Attack Attributed to Russian State Group

TeamViewer, together with external incident response support, currently attributes the attack to the Midnight Blizzard/APT29 threat actor.

Midnight Blizzard is an APT group that is linked to Russia’s foreign intelligence service (SVR). It is known to specialize in espionage and intelligence gathering operations against governments and critical industries.

In January 2024, Microsoft revealed the group compromised the email accounts of some of its senior leadership team. The firm later revealed Midnight Blizzard used information exfiltrated from its corporate email systems to gain access to source code and internal systems.

In June 2024, French cybersecurity agency ANSSI said the group has been continuously targeting French diplomatic entities and public organizations since 2021.

Commenting on the story, John Hultquist, Mandiant Chief Analyst, Google Cloud, explained that Midnight Blizzard is known to conduct supply chain attacks on tech firms to gain valuable intelligence on their customers on behalf of the Russian state.

"Generally they are looking for insight into foreign affairs, with a particular emphasis on support for Ukraine, and they target government and related organizations for that information.
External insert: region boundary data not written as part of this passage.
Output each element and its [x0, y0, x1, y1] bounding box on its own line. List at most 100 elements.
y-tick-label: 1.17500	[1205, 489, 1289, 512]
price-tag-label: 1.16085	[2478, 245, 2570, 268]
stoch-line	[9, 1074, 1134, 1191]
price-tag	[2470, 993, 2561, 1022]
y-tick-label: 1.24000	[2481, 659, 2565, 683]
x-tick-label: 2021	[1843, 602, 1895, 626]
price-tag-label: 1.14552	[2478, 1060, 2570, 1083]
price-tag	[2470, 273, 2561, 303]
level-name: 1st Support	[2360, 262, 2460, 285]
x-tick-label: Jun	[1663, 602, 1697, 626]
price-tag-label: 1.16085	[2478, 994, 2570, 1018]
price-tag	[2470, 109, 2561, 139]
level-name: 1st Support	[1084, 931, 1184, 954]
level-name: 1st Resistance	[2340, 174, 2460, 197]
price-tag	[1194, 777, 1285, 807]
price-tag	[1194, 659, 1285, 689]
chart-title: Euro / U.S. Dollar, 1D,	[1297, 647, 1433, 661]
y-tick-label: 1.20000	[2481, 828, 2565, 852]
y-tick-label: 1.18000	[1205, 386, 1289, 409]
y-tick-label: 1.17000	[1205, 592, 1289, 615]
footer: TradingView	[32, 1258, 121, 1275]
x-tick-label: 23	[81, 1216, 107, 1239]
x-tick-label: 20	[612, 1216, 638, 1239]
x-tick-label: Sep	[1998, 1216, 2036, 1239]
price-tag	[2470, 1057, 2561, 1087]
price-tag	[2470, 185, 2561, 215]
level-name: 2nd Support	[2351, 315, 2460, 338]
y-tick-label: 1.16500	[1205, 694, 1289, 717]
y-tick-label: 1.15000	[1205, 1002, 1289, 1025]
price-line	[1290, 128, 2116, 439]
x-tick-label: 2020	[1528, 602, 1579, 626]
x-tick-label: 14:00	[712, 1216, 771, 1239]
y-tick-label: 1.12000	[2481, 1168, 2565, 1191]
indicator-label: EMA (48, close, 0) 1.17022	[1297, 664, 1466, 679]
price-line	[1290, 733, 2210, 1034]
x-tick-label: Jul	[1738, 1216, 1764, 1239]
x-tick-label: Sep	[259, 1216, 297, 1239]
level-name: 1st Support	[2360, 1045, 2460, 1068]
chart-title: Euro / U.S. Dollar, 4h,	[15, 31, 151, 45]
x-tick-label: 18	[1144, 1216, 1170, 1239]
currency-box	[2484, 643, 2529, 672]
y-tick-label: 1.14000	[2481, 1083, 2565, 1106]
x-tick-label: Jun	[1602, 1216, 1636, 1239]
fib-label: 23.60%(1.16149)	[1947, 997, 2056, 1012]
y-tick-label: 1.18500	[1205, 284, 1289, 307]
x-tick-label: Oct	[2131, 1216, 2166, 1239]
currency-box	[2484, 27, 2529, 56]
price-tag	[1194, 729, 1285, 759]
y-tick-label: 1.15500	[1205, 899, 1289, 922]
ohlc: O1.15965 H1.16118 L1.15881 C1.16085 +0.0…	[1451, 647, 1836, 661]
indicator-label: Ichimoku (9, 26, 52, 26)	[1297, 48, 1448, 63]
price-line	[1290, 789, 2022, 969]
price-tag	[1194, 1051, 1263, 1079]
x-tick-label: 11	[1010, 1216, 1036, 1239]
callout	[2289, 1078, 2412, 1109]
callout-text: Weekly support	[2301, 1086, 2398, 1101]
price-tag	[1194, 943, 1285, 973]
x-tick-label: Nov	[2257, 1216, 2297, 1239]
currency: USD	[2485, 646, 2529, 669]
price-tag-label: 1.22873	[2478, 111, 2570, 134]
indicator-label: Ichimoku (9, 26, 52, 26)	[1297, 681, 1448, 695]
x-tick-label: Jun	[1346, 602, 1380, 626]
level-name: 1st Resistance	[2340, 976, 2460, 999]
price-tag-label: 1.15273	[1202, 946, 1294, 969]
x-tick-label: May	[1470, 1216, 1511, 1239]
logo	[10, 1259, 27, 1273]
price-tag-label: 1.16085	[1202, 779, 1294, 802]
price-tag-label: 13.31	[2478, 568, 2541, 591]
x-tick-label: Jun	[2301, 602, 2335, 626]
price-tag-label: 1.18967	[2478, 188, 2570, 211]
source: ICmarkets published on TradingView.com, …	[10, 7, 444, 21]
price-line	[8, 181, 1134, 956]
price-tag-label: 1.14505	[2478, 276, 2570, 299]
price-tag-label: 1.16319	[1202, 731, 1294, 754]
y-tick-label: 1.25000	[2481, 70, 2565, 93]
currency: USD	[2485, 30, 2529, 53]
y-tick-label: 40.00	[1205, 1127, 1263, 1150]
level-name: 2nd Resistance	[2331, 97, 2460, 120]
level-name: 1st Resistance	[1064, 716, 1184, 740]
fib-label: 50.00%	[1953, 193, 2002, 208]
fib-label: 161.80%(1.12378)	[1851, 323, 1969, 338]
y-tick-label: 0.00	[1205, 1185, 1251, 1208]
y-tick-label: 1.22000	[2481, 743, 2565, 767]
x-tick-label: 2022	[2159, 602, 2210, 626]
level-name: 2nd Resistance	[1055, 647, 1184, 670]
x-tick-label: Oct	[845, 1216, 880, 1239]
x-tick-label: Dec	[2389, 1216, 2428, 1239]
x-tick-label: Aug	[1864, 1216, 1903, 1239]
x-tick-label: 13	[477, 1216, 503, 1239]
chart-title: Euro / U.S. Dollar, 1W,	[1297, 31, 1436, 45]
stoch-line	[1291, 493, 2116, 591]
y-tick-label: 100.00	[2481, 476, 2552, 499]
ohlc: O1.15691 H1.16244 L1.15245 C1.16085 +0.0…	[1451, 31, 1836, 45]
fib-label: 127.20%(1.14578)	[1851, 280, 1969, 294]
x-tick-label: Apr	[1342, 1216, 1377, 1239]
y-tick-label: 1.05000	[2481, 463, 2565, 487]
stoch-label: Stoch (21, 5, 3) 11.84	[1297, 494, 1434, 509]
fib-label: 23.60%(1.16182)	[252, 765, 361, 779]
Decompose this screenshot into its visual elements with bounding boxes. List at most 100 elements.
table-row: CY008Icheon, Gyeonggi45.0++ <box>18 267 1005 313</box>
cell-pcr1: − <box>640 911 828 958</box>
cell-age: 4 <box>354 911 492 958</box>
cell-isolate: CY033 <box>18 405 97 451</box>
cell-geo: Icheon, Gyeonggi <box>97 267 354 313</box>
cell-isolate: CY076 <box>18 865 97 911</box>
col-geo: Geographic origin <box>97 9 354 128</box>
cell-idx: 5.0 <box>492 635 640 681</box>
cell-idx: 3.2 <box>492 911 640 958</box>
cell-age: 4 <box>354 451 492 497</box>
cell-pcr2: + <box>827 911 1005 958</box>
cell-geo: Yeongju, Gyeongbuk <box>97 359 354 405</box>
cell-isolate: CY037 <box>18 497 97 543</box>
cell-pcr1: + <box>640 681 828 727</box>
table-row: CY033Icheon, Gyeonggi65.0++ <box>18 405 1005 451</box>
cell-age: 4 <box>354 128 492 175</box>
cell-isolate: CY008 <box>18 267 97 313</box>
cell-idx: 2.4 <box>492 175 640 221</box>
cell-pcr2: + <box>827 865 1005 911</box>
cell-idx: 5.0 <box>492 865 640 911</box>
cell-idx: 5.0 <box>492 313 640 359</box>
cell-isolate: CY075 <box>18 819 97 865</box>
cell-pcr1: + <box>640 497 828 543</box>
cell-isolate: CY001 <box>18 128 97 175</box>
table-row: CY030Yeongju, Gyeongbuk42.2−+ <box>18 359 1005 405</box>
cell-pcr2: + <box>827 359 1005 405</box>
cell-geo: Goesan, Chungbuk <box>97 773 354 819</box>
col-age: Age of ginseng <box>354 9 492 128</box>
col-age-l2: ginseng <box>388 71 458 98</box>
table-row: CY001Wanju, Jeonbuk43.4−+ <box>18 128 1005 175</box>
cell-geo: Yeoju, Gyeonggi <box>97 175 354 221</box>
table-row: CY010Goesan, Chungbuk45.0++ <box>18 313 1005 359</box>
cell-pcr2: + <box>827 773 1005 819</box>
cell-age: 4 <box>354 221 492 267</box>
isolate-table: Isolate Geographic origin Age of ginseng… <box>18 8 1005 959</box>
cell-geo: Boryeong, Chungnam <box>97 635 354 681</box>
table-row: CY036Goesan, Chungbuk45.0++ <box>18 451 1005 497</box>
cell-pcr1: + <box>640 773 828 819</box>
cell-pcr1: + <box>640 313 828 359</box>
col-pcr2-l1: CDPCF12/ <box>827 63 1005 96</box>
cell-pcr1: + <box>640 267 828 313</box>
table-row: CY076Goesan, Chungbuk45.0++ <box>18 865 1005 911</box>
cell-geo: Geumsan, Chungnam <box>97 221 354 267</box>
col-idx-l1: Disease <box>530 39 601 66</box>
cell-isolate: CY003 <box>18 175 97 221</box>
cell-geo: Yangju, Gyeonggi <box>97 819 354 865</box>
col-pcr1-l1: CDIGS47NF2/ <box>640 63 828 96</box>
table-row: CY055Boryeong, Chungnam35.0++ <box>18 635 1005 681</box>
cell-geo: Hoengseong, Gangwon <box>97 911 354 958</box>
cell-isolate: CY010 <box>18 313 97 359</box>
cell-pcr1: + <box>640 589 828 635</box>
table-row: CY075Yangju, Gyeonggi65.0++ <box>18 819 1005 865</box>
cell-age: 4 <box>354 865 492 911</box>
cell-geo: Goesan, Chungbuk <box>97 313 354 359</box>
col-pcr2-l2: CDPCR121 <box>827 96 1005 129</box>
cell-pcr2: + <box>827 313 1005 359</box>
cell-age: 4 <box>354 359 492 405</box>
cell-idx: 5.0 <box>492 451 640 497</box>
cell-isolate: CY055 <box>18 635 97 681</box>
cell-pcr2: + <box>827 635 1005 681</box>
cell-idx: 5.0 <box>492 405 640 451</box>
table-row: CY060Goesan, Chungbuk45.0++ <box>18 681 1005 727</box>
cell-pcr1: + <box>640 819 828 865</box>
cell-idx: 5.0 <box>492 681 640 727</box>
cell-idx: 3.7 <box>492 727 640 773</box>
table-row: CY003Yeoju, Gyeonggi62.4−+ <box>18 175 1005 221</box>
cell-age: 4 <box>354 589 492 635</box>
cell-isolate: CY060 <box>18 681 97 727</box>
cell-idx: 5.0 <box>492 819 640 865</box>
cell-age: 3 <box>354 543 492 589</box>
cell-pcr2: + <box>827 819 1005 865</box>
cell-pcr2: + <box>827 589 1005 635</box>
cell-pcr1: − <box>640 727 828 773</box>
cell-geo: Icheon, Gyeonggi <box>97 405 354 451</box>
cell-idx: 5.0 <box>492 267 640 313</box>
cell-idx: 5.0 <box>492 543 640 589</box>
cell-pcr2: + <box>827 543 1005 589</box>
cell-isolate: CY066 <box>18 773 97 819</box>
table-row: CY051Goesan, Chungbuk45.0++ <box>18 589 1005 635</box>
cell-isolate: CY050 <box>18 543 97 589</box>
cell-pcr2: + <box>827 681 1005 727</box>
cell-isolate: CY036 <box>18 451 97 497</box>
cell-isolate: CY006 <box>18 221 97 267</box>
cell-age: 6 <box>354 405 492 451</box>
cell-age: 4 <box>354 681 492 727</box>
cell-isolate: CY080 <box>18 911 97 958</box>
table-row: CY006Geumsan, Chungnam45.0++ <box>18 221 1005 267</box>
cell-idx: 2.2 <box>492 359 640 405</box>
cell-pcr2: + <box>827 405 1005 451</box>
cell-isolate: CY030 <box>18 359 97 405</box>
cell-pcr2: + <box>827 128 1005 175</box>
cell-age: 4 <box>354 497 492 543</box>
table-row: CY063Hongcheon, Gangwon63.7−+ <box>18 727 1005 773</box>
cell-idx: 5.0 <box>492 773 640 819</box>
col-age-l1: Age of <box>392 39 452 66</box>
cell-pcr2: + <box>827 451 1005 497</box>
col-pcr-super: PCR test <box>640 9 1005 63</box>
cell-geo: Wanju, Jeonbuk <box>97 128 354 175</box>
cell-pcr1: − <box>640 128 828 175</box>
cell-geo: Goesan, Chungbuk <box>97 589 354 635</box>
Recently they have targeted political parties in Germany as well," he said.

Healthcare Warned of Active Exploitation

Remote software services like TeamViewer are frequently used by threat actors to gain initial access and establishing persistence on target networks.

TeamViewer is used in a number of critical sectors, including manufacturing, healthcare and public sector organizations.

The US Health Information Sharing and Analysis Center (H-ISAC) has issued a threat bulletin warning healthcare organizations of the active exploitation of TeamViewer.

The agency is recommending that users enable two-factor authentication and use the allowlist and blocklist to control who can connect to their devices, among other measures.

Update 1 - July 1: TeamViewer has discovered that Midnight Blizzard leveraged a compromised employee account to copy sensitive employee directory data during the attack. This information includes names, corporate contact information and encrypted employee passwords for its internal corporate IT environment.

Employees and relevant authorities have been informed of the data breach, the firm added in its security update dated June 30, 2024.

TeamViewer stated that it has mitigated the risk associated with the stolen encrypted passwords in collaboration with Microsoft, and has hardened authentication procedures for employees to a “maximum level.” Work has also begun of rebuilding the company’s internal corporate IT environment to a fully trusted state.

TeamViewer also reconfirmed that the attack was contained to its internal corporate IT environment, and did not reach its product environment, connectivity platform or any customer data.